Abstract
Background: Childhood cancer survivors are at elevated risk for motor and/or sensory neuropathy. The study aims to evaluate the concordance between self-report peripheral neuropathy compared with clinically ascertained peripheral neuropathy, and to identify factors associated with misclassification of peripheral neuropathy among survivors. Methods: The concordance between self-report and clinically ascertained peripheral neuropathy was evaluated among 2,933 5þ years old childhood cancer survivors (mean age 33.3, SD = 8.9). The sensitivity, specificity, and accuracy of self-report peripheral motor neuropathy (PMN) and peripheral sensory neuropathy (PSN) were calculated with reference to clinically assessed peripheral neuropathy. Results: Female survivors were more likely than male survivors to have clinically ascertained PMN (8.4% vs. 5.6%, P = 0.004). For females, having either PSN or PMN the most sensitive, specific, and accurate self-reported symptom was endorsing ≥2 symptoms on the self-report questionnaire (43.2%, 90.3%, and 85.2%, respectively), with kappa of 0.304. For males, having either PSN or PMN the most sensitive, specific, and accurate self-reported symptom was endorsing ≥2 symptoms on the self-report questionnaire (38.8%, 90.5%, and 86.3%, respectively) with kappa of 0.242. Age at diagnosis, emotional distress, and reporting pain in legs in the past 4 weeks were associated with an increased risk for false-positive reporting of peripheral neuropathy. Race (White), age at assessment, and emotional distress were associated with increased risk for false-negative reporting of peripheral neuropathy.

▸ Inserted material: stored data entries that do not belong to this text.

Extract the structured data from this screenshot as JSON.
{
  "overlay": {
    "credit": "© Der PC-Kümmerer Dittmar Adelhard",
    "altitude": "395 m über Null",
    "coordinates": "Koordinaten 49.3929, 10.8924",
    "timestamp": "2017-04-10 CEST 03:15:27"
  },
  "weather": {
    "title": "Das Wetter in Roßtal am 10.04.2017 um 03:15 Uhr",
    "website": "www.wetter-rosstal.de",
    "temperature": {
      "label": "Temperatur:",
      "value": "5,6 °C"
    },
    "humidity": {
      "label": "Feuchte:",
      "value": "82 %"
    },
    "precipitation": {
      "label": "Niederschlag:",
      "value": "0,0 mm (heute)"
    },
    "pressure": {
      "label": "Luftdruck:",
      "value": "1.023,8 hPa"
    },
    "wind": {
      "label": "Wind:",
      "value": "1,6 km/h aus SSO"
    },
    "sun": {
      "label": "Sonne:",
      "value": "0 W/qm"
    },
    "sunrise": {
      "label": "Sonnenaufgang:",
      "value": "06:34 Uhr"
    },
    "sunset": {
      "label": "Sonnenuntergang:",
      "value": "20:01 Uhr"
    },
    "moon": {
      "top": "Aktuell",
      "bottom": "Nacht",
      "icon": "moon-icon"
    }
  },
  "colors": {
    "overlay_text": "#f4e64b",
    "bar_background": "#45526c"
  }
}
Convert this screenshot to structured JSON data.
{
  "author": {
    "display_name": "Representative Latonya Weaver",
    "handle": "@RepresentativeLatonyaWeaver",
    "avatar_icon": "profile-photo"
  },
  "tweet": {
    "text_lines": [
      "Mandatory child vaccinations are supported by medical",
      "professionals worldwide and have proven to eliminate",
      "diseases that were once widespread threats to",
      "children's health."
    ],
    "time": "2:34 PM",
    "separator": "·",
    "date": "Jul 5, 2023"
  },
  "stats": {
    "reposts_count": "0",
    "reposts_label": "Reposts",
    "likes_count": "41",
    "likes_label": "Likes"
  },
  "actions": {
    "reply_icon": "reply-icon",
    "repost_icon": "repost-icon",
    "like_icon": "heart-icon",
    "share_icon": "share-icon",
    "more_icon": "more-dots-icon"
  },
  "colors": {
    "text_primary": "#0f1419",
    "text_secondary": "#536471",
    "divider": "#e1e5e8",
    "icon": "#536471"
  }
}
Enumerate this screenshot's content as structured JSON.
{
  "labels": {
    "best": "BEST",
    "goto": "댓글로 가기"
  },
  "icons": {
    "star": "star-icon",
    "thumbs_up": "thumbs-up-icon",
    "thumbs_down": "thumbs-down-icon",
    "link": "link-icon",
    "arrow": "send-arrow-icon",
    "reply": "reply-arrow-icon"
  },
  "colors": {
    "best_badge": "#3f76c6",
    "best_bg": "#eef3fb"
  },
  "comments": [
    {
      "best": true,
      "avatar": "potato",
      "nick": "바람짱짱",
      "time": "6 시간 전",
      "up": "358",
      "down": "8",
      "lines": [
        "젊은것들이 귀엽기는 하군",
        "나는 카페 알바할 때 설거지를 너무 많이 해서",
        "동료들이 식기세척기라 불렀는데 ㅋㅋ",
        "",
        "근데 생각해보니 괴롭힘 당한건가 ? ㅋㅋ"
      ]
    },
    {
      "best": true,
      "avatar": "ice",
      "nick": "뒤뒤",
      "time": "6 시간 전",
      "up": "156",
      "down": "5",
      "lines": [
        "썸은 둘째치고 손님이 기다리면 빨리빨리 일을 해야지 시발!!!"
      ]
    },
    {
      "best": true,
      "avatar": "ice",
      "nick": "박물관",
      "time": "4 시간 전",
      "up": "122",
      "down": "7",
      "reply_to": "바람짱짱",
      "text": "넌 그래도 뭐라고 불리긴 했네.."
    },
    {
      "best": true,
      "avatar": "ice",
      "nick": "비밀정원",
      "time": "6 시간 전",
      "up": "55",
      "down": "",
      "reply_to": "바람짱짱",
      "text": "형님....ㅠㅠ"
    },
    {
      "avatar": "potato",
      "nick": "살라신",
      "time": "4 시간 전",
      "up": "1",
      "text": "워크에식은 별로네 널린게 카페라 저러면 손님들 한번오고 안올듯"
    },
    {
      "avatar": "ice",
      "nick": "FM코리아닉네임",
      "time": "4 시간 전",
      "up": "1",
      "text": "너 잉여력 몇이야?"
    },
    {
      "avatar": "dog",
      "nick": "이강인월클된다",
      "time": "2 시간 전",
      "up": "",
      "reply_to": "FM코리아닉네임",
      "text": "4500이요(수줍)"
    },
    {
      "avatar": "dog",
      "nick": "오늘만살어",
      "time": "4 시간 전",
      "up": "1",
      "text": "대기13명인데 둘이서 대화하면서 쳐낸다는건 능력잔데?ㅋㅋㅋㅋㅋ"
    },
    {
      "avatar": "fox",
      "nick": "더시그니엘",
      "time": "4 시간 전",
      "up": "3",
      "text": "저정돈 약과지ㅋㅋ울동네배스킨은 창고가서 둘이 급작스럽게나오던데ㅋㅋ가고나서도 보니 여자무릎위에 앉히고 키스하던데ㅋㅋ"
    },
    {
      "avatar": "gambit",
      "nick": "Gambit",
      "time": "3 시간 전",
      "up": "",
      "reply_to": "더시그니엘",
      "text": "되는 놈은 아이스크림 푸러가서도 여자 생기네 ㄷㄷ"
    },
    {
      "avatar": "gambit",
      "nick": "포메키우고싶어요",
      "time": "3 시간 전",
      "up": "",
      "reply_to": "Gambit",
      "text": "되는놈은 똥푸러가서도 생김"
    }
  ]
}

Conclusions: Agreement between self-report and clinically ascertained peripheral neuropathy was poor in survivors. Choosing self-report versus clinical ascertained peripheral neuropathy should be carefully considered. Impact: The current study identifies the need for a self-report questionnaire that accurately assesses symptoms of peripheral neuropathy among cancer survivors.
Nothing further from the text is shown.